Saladino and Durso are among six members of the Gambino crime family that were sentenced to prison this month, alongside John “Johnny Boy” Ambrosio, Thomas Anzalone, Alessandro “Sandro” Damelio and Anthony Rodolico. Frank “Frankie Boy” Salerno of the Bonanno crime family was also sentenced to 60 months in prison for racketeering conspiracy.
“With these sentences, each of the seven defendants has now been punished for continuing organized crime’s corrosive influence on Long Island,” said Richard P. Donoghue, United States Attorney for the Eastern District of New York. “There should be no doubt that putting a stop to the criminal activities of La Cosa Nostra continues to be a priority of this office and our law enforcement partners.”
The charges come as the result of crimes committed by the defendants between January of 2014 and December of 2017. According to court documents, they ran an elaborate racketeering conspiracy included the collection of gambling-related debts and extortionate loans. Saladino and Durso were heavily involved in the day-to-day operations of the Gambinos’ criminal activities, also distributing narcotics including Xanax, marijuana and cocaine.
After arresting Saladino, Durso and the other defendants, law enforcement executed a search warrant on a variety of locations associated with the Gambino family. In one storage warehouse in Nassau, they recovered loan sharking and gambling records, narcotics and drug paraphernalia, electronic gaming machines and firearms.
Throughout a number of court-authorized electronic surveillance sessions, law enforcement officials were able to obtain recordings of Saladino discussing the collection gambling debts by violent means. He was also recorded admitting to an undercover police officer that he was involved in organized crime.

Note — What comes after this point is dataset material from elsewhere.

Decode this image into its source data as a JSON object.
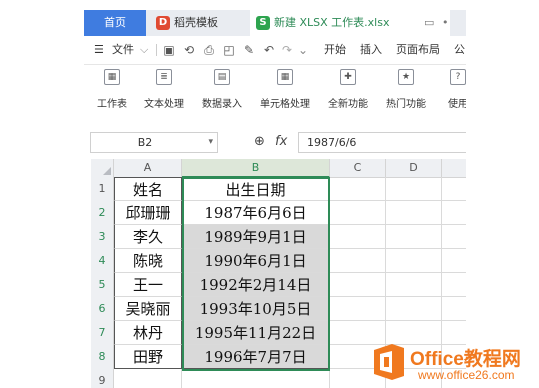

Wiretaps and other sources of evidence were used against Durso as well. In an expletive-laden conversation with Saladino, Durso said that he had a friend who could help them with their distribution of marijuana.
John Nagle, detective lieutenant of the Glen Cove Police Department, said that the police were aware of Saladino’s and Durso’s presence in the Glen Cove community. He also indicated that the GCPD were able to keep their eyes on them in order to protect the city from any possible harm they may try to cause.

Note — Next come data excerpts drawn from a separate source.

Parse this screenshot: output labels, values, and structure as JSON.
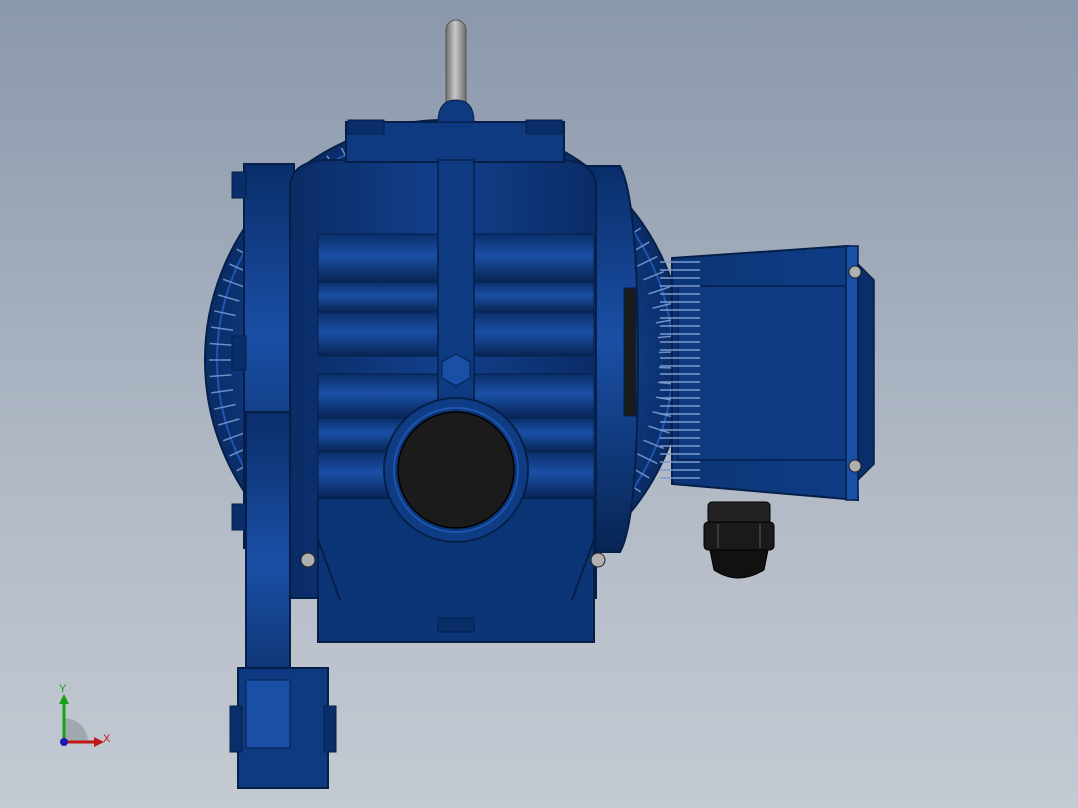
{
  "viewport": {
    "background_top": "#8a98ab",
    "background_bottom": "#c4cad2"
  },
  "model": {
    "part": "motorized-gear-actuator",
    "body_color": "#0a3170",
    "body_light": "#1e55b0",
    "body_dark": "#06224f",
    "bore_color": "#1b1b1b",
    "handle_color": "#9a9a9a",
    "gland_color": "#1a1a1a"
  },
  "triad": {
    "x_label": "X",
    "y_label": "Y",
    "x_color": "#c01818",
    "y_color": "#18a018",
    "z_color": "#1a1ab0"
  }
}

“With people who associate with gangs or organized crime, we try to understand what our community needs,” said Nagle. “We try to identify them and to do our best to keep tabs on them.”
Nagle later added, “I think, in this case, none of their crimes took place in Glen Cove.”
Laurie Huenteo, current secretary to the executive director at the Glen Cove Senior Center, grew up in Glen Cove during the 1970s and ‘80s. She said that she had heard rumors as a teen that there were members of the mafia and their families in Glen Cove, but she never noticed any disturbance they may have made in the community. “There’s never been any trouble or strange stuff happening,” she said.
While their crimes may not have had a direct effect on the city itself, Saladino’s and Durso’s actions were still damaging to Nassau. For now, their criminal behavior is on hold as they serve their prison sentences.